The company was preparing Friday to stop the leak by pouring a briny solution into the well when the oily mist sprayed and oily liquid spilled on the ground. It took about 90 minutes to contain the spray, said Javier Mendoza, a gas company spokesman.

SoCalGas won't speculate when the leak might be stopped, but Steve Bohlen, oil and gas supervisor for the state of California, said it could be as soon as Saturday. He said workers would permanently seal, or "kill," the well after the leak is stopped.

The leak detected Oct. 23 was initially believed to be a minor problem at the well head, though it was later determined there was a hole 480 feet down a pipe that leads to a deep underground reservoir where the company stores natural gas when demand is low, Bohlen said.

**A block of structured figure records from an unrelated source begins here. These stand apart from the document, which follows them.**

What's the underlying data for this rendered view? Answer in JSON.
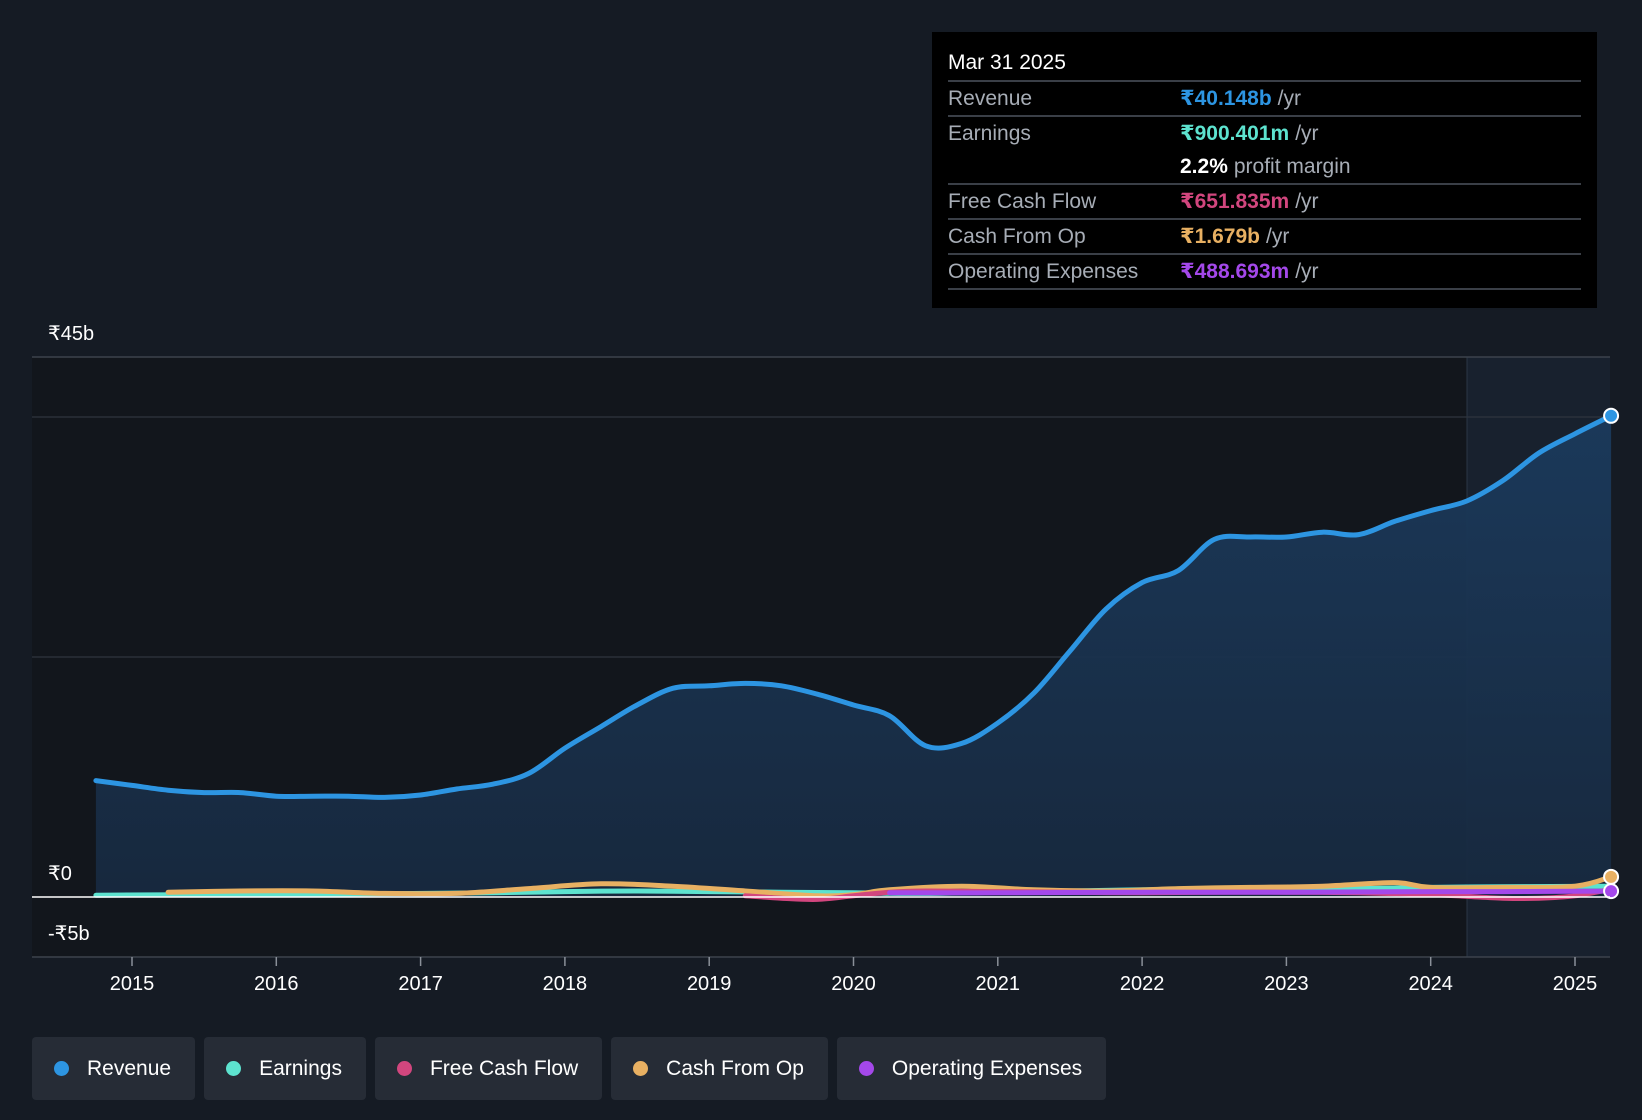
{
  "tooltip": {
    "date": "Mar 31 2025",
    "rows": [
      {
        "name": "Revenue",
        "value": "₹40.148b",
        "unit": "/yr",
        "color": "#2d95e2"
      },
      {
        "name": "Earnings",
        "value": "₹900.401m",
        "unit": "/yr",
        "color": "#5de3cf"
      },
      {
        "margin_value": "2.2%",
        "margin_label": "profit margin"
      },
      {
        "name": "Free Cash Flow",
        "value": "₹651.835m",
        "unit": "/yr",
        "color": "#d2467e"
      },
      {
        "name": "Cash From Op",
        "value": "₹1.679b",
        "unit": "/yr",
        "color": "#e8b062"
      },
      {
        "name": "Operating Expenses",
        "value": "₹488.693m",
        "unit": "/yr",
        "color": "#a448ea"
      }
    ]
  },
  "legend": [
    {
      "label": "Revenue",
      "color": "#2d95e2"
    },
    {
      "label": "Earnings",
      "color": "#5de3cf"
    },
    {
      "label": "Free Cash Flow",
      "color": "#d2467e"
    },
    {
      "label": "Cash From Op",
      "color": "#e8b062"
    },
    {
      "label": "Operating Expenses",
      "color": "#a448ea"
    }
  ],
  "chart_data": {
    "type": "area",
    "y_ticks": [
      "₹45b",
      "₹0",
      "-₹5b"
    ],
    "x_ticks": [
      "2015",
      "2016",
      "2017",
      "2018",
      "2019",
      "2020",
      "2021",
      "2022",
      "2023",
      "2024",
      "2025"
    ],
    "ylim": [
      -5,
      45
    ],
    "xlim": [
      2014.3,
      2025.25
    ],
    "grid": true,
    "series": [
      {
        "name": "Revenue",
        "color": "#2d95e2",
        "x": [
          2014.75,
          2015.0,
          2015.25,
          2015.5,
          2015.75,
          2016.0,
          2016.25,
          2016.5,
          2016.75,
          2017.0,
          2017.25,
          2017.5,
          2017.75,
          2018.0,
          2018.25,
          2018.5,
          2018.75,
          2019.0,
          2019.25,
          2019.5,
          2019.75,
          2020.0,
          2020.25,
          2020.5,
          2020.75,
          2021.0,
          2021.25,
          2021.5,
          2021.75,
          2022.0,
          2022.25,
          2022.5,
          2022.75,
          2023.0,
          2023.25,
          2023.5,
          2023.75,
          2024.0,
          2024.25,
          2024.5,
          2024.75,
          2025.0,
          2025.25
        ],
        "values": [
          9.7,
          9.3,
          8.9,
          8.7,
          8.7,
          8.4,
          8.4,
          8.4,
          8.3,
          8.5,
          9.0,
          9.4,
          10.3,
          12.4,
          14.2,
          16.0,
          17.4,
          17.6,
          17.8,
          17.6,
          16.9,
          16.0,
          15.1,
          12.6,
          12.8,
          14.5,
          17.0,
          20.5,
          24.0,
          26.2,
          27.2,
          29.8,
          30.0,
          30.0,
          30.4,
          30.2,
          31.3,
          32.2,
          33.0,
          34.7,
          37.0,
          38.6,
          40.1
        ]
      },
      {
        "name": "Earnings",
        "color": "#5de3cf",
        "x": [
          2014.75,
          2015.5,
          2016.5,
          2017.5,
          2018.0,
          2018.5,
          2019.0,
          2019.5,
          2020.0,
          2020.5,
          2021.0,
          2021.5,
          2022.0,
          2022.5,
          2023.0,
          2023.5,
          2024.0,
          2024.5,
          2025.0,
          2025.25
        ],
        "values": [
          0.15,
          0.2,
          0.25,
          0.35,
          0.45,
          0.5,
          0.45,
          0.4,
          0.35,
          0.3,
          0.4,
          0.5,
          0.6,
          0.65,
          0.6,
          0.7,
          0.8,
          0.85,
          0.88,
          0.9
        ]
      },
      {
        "name": "Free Cash Flow",
        "color": "#d2467e",
        "x": [
          2019.25,
          2019.5,
          2019.75,
          2020.0,
          2020.25,
          2020.5,
          2021.0,
          2021.5,
          2022.0,
          2022.5,
          2023.0,
          2023.5,
          2024.0,
          2024.25,
          2024.5,
          2024.75,
          2025.0,
          2025.25
        ],
        "values": [
          0.1,
          -0.1,
          -0.2,
          0.1,
          0.4,
          0.5,
          0.45,
          0.4,
          0.35,
          0.4,
          0.4,
          0.35,
          0.2,
          0.05,
          -0.1,
          -0.1,
          0.1,
          0.65
        ]
      },
      {
        "name": "Cash From Op",
        "color": "#e8b062",
        "x": [
          2015.25,
          2015.75,
          2016.25,
          2016.75,
          2017.25,
          2017.75,
          2018.25,
          2018.75,
          2019.25,
          2019.75,
          2020.0,
          2020.25,
          2020.75,
          2021.25,
          2021.75,
          2022.25,
          2022.75,
          2023.25,
          2023.75,
          2024.0,
          2024.5,
          2025.0,
          2025.25
        ],
        "values": [
          0.4,
          0.5,
          0.5,
          0.3,
          0.3,
          0.7,
          1.1,
          0.9,
          0.5,
          0.1,
          0.2,
          0.6,
          0.9,
          0.6,
          0.5,
          0.7,
          0.8,
          0.9,
          1.2,
          0.8,
          0.8,
          0.9,
          1.68
        ]
      },
      {
        "name": "Operating Expenses",
        "color": "#a448ea",
        "x": [
          2020.25,
          2021.0,
          2022.0,
          2023.0,
          2024.0,
          2024.5,
          2025.0,
          2025.25
        ],
        "values": [
          0.35,
          0.35,
          0.4,
          0.4,
          0.45,
          0.45,
          0.48,
          0.49
        ]
      }
    ]
  }
}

The hole is believed to have caused a pressure change that created an icy blockage that plugged the well, though gas continued to escape through the pipe casing and seeped up through the ground, Bohlen said.

The main safety concern has been around the well itself because a spark could ignite any accumulated methane and cause a fire around the well. The facility is located atop the Santa Susana Mountains, which are bone dry from the drought and can be raked by fierce winds that drive wildfires late into the year.

"In terms of having a catastrophic explosion, that kind of thing happens in Hollywood, not in real life," Bohlen said.

A crew from Boots & Coots Services, the company that helped extinguish oil well fires in Kuwait during the 1991 Gulf War, removed the icy chunk a week ago that plugged a nearly 3-inch pipe that extends a mile and a half underground where natural gas is stored in the cavities of an old oil well.

The storage facility is believed to be the largest of its kind in the West, capable of storing 86 million cubic feet of natural gas, which can supply Southern California for more than a month, Mendoza said.

The company said its own air samples have shown that none of the chemicals released from the well are a threat to public health, though air regulators are conducting their own tests.

The South Coast Air Quality Management District has received more than 270 complaints from people in the area and could issue violation notices, said spokesman Sam Atwood.

The odor that residents have complained about is from an additive used to make odorless natural gas detectable to prevent disasters from the flammable fossil fuel. It can be detected in tiny concentrations and some people are more sensitive to it.

Residents who first noted the smell said they were misled for days when they called the company and were told it was completing an annual purging of its lines before it acknowledged there was a serious problem.

"We apologized for miscommunicating early on," Mendoza said. "They may have received misinformation or may not have received accurate information, but no one was intentionally misleading."